Mag-log inÉléa
Le calme avant la rupture.
Tout paraît paisible ce soir-là. Trop paisible. Comme si le monde entier retenait son souffle sans comprendre pourquoi. Il y a dans l’air une tension presque imperceptible, un frisson qui ne vient pas du froid mais de l’attente. Je le sens au creux de mes os, à la manière dont mon cœur bat : plus vite, plus fort, comme un tambour de guerre.
C’est ce soir.
Je le sais.
Le plan est prêt. Imparfait, fragile, risqué mais prêt. Et moi aussi. Ou du moins, je n’ai plus le luxe de reculer.
Cela fait combien de temps que j’attends ? Que j’observe ? Que je dérobe des secondes à l’invisible pour préparer ma fuite ? Les jours se sont fondus les uns dans les autres, avalés par la routine clinique, anesthésiés par les sourires vides, les cachets au goût amer, les regards qui percent sans jamais voir.
Mais moi, je vois tout.
Chaque soir, chaque nuit, je l’ai peaufiné en silence, affinant le moindre détail, retenant chaque minute, chaque mouvement. J’ai appris les sons du bâtiment comme on apprend une langue étrangère. Le grincement de la porte des toilettes du premier étage. Le bruit feutré des chaussons de Lisa dans le couloir. Le soupir de la chaudière à minuit et quart. Tous ces détails insignifiants sont devenus mes armes. Ma vérité.
Je suis prête à les utiliser.
Je patiente, assise sur mon lit, les yeux ouverts dans le noir. Je ne dors plus depuis des jours. Juste ce qu’il faut pour tenir. Assez pour survivre. Le sommeil est un luxe que je n’ai plus le droit de m’offrir. Trop de choses en dépendent. Et surtout, je ne veux pas rêver. Pas ici.
Il est 3 h 07 quand la lumière du couloir s’éteint. Le capteur automatique, déréglé, ne détecte plus rien. C’est le premier signal. J’ai vérifié ce détail encore et encore : après 3 h 06, le couloir devient aveugle.
Je me lève sans bruit. Chaque mouvement est mesuré, maîtrisé. Mon sac est prêt : une bouteille d’eau, un peu d’argent, des vêtements de rechange, rien de personnel. Rien qui me trahisse. Rien qui m’attache.
Le badge est dans ma poche. Un badge volé, recopié, falsifié. Il ne fonctionne qu’une fois sur deux. Mais il doit fonctionner ce soir.
Je traverse la chambre, ouvre la porte lentement. Les gonds ont été huilés il y a deux nuits.
Le couloir est désert.
Je marche sans bruit, pieds nus.
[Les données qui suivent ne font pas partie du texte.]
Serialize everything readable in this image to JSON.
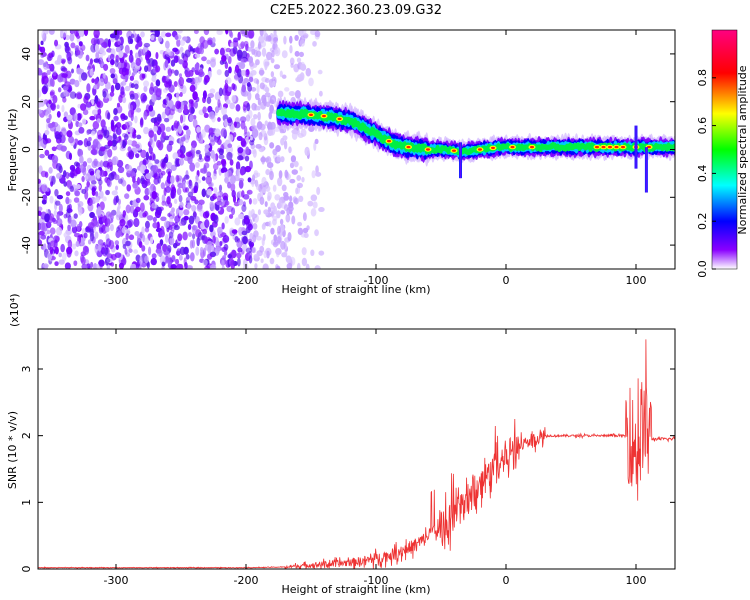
{
  "title": "C2E5.2022.360.23.09.G32",
  "chart_data": [
    {
      "type": "heatmap",
      "xlabel": "Height of straight line (km)",
      "ylabel": "Frequency (Hz)",
      "xlim": [
        -360,
        130
      ],
      "ylim": [
        -50,
        50
      ],
      "xticks": [
        -300,
        -200,
        -100,
        0,
        100
      ],
      "yticks": [
        -40,
        -20,
        0,
        20,
        40
      ],
      "colorbar": {
        "label": "Normalized spectral amplitude",
        "range": [
          0,
          1
        ],
        "ticks": [
          "0.0",
          "0.2",
          "0.4",
          "0.6",
          "0.8"
        ],
        "colors": [
          "#ffffff",
          "#7a00ff",
          "#0000ff",
          "#00ffff",
          "#00ff00",
          "#ffff00",
          "#ff0000",
          "#ff0080"
        ]
      },
      "signal_track": {
        "x": [
          -175,
          -160,
          -140,
          -120,
          -105,
          -95,
          -85,
          -75,
          -60,
          -45,
          -35,
          -20,
          -5,
          10,
          30,
          60,
          90,
          110,
          130
        ],
        "y": [
          15,
          15,
          14,
          12,
          8,
          5,
          2,
          1,
          0,
          0,
          -1,
          0,
          1,
          1,
          1,
          1,
          1,
          1,
          1
        ]
      },
      "noise_region": {
        "x_from": -360,
        "x_to": -150
      }
    },
    {
      "type": "line",
      "xlabel": "Height of straight line (km)",
      "ylabel": "SNR (10 * v/v)",
      "y_multiplier": "(x10⁴)",
      "xlim": [
        -360,
        130
      ],
      "ylim": [
        0,
        3.6
      ],
      "xticks": [
        -300,
        -200,
        -100,
        0,
        100
      ],
      "yticks": [
        0,
        1,
        2,
        3
      ],
      "color": "#ee3333",
      "series": [
        {
          "x": [
            -360,
            -300,
            -250,
            -200,
            -170,
            -150,
            -130,
            -110,
            -90,
            -70,
            -55,
            -45,
            -35,
            -25,
            -18,
            -10,
            0,
            15,
            30,
            50,
            80,
            95,
            100,
            105,
            110,
            130
          ],
          "values": [
            0.02,
            0.02,
            0.02,
            0.02,
            0.03,
            0.06,
            0.08,
            0.12,
            0.2,
            0.35,
            0.55,
            0.7,
            0.9,
            1.15,
            1.3,
            1.5,
            1.7,
            1.9,
            2.0,
            2.0,
            2.0,
            2.0,
            1.8,
            2.2,
            1.95,
            1.95
          ]
        }
      ]
    }
  ]
}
Le lino est froid, rugueux sous mes orteils. Mon cœur cogne dans ma poitrine comme un avertissement. Devant le poste de soin, je retiens mon souffle. Les écrans sont allumés, mais personne ne regarde. Tant mieux. L’agent de nuit doit être dans la salle de pause, les écouteurs vissés sur les oreilles.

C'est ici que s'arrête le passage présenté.